One thin dime
Put another
nickel in
In the
nickelodeon
All I want
is having you
And music,
music, music
By 1986 when
Reba McEntire recorded the song “One Thin Dime,” 78s had been replaced by 45s,
and 45s were being replaced by CDs. A jukebox song cost a quarter dollar then,
but pay phones, at least in song, were still a dime.
Mcentire
sang:
One thin
dime
Is all it
takes
When you
need someone who cares
These arms
of mine
Are always
open
One thin
dime is all you need
And I'll be
there
With the
rise of cell phones since the 1990s, pay phones have become an endangered
species. Dimes aren’t as useful as they used to be.
When the
United States Mint produced the first dime in 1796 – spelled disme then – the
coin marked a radical departure from earlier English (pounds, shillings, pence)
and Spanish (8 reals and its subdivisions) monetary systems.
Since the
colonies were mostly English in origin, the British system of 12 pence to the
shilling and 20 shillings to the pound prevailed across much of North America.

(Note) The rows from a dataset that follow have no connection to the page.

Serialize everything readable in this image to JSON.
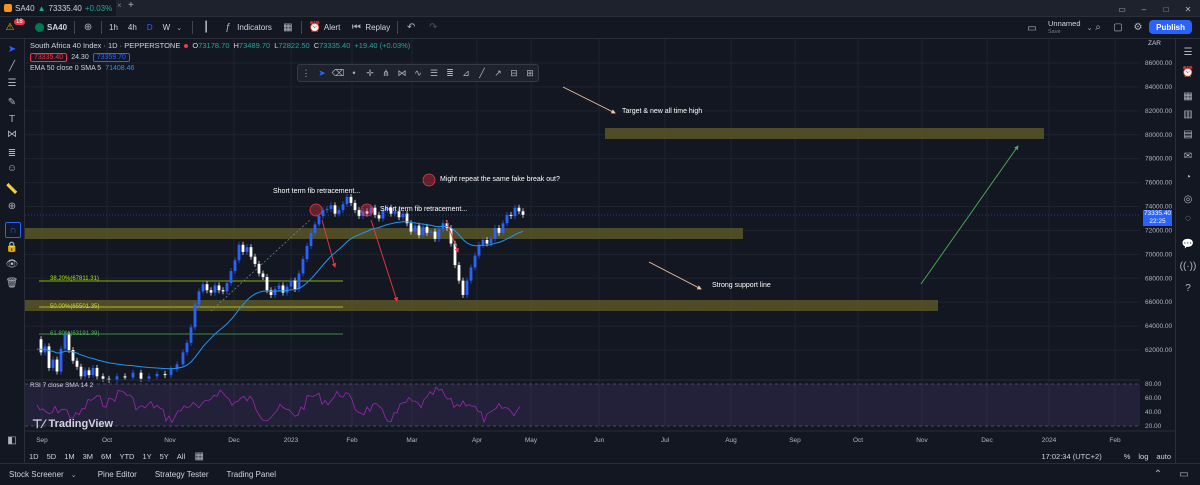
{
  "browser_tab": {
    "symbol": "SA40",
    "price": "73335.40",
    "change": "+0.03%",
    "new_tab": "+"
  },
  "toolbar": {
    "notif_badge": "18",
    "symbol": "SA40",
    "intervals": [
      "1h",
      "4h",
      "D",
      "W"
    ],
    "indicators": "Indicators",
    "alert": "Alert",
    "replay": "Replay",
    "layout_name": "Unnamed",
    "layout_status": "Save",
    "publish": "Publish"
  },
  "legend": {
    "title": "South Africa 40 Index · 1D · PEPPERSTONE",
    "ohlc": [
      {
        "k": "O",
        "v": "73178.70"
      },
      {
        "k": "H",
        "v": "73489.70"
      },
      {
        "k": "L",
        "v": "72822.50"
      },
      {
        "k": "C",
        "v": "73335.40"
      }
    ],
    "change": "+19.40 (+0.03%)",
    "sell": "73335.40",
    "spread": "24.30",
    "buy": "73359.70",
    "ema": "EMA 50 close 0 SMA 5",
    "ema_value": "71408.46"
  },
  "annotations": {
    "target": "Target & new all time high",
    "short_fib": "Short term fib retracement...",
    "short_fib2": "Short term fib retracement...",
    "fake_break": "Might repeat the same fake break out?",
    "support": "Strong support line"
  },
  "fib": {
    "f382": "38.20%(67811.31)",
    "f50": "50.00%(65501.35)",
    "f618": "61.80%(63191.39)"
  },
  "rsi": {
    "label": "RSI 7 close SMA 14 2",
    "ticks": [
      "80.00",
      "60.00",
      "40.00",
      "20.00"
    ]
  },
  "axis": {
    "currency": "ZAR",
    "ticks": [
      "86000.00",
      "84000.00",
      "82000.00",
      "80000.00",
      "78000.00",
      "76000.00",
      "74000.00",
      "72000.00",
      "70000.00",
      "68000.00",
      "66000.00",
      "64000.00",
      "62000.00"
    ],
    "price_label": "73335.40",
    "countdown": "22:25",
    "months": [
      "Sep",
      "Oct",
      "Nov",
      "Dec",
      "2023",
      "Feb",
      "Mar",
      "Apr",
      "May",
      "Jun",
      "Jul",
      "Aug",
      "Sep",
      "Oct",
      "Nov",
      "Dec",
      "2024",
      "Feb"
    ]
  },
  "watermark": "TradingView",
  "ranges": [
    "1D",
    "5D",
    "1M",
    "3M",
    "6M",
    "YTD",
    "1Y",
    "5Y",
    "All"
  ],
  "clock": "17:02:34 (UTC+2)",
  "scale_opts": [
    "%",
    "log",
    "auto"
  ],
  "bottom_panels": [
    "Stock Screener",
    "Pine Editor",
    "Strategy Tester",
    "Trading Panel"
  ],
  "colors": {
    "bg": "#131722",
    "bull": "#2962ff",
    "bear": "#ffffff",
    "zone": "#5d5a27",
    "accent": "#2962ff",
    "ema": "#2196f3",
    "rsi": "#9c27b0"
  }
}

Competing with it, primarily because of the sheer abundance of Mexican and
South American coins, was the Spanish colonial system, in which a silver
dollar-size coin was divided into eight real.
The Spanish
milled dollar and its divisions were widely used across the Americas and
translated easily to the fledgling decimal system, with an 8-real coin equaling
$1 and a 2-real coin roughly equaling a quarter dollar.
However, the
commonly used 1 real coin, or bit, was equal to 12.5 cents U.S. The dime was an
awkward fit and would not be fully integrated into commerce until 1857 when the
Spanish colonial coins were no longer recognized as legal tender in the United
States.
The real
denomination – 1/8th of a dollar – actually hung on in the stock market until
the start of this millennium. Stocks were priced by the eighth of a dollar
until April 9, 2001, when the Securities and Exchange Commission ordered the
nation’s stock exchanges to convert to decimal pricing.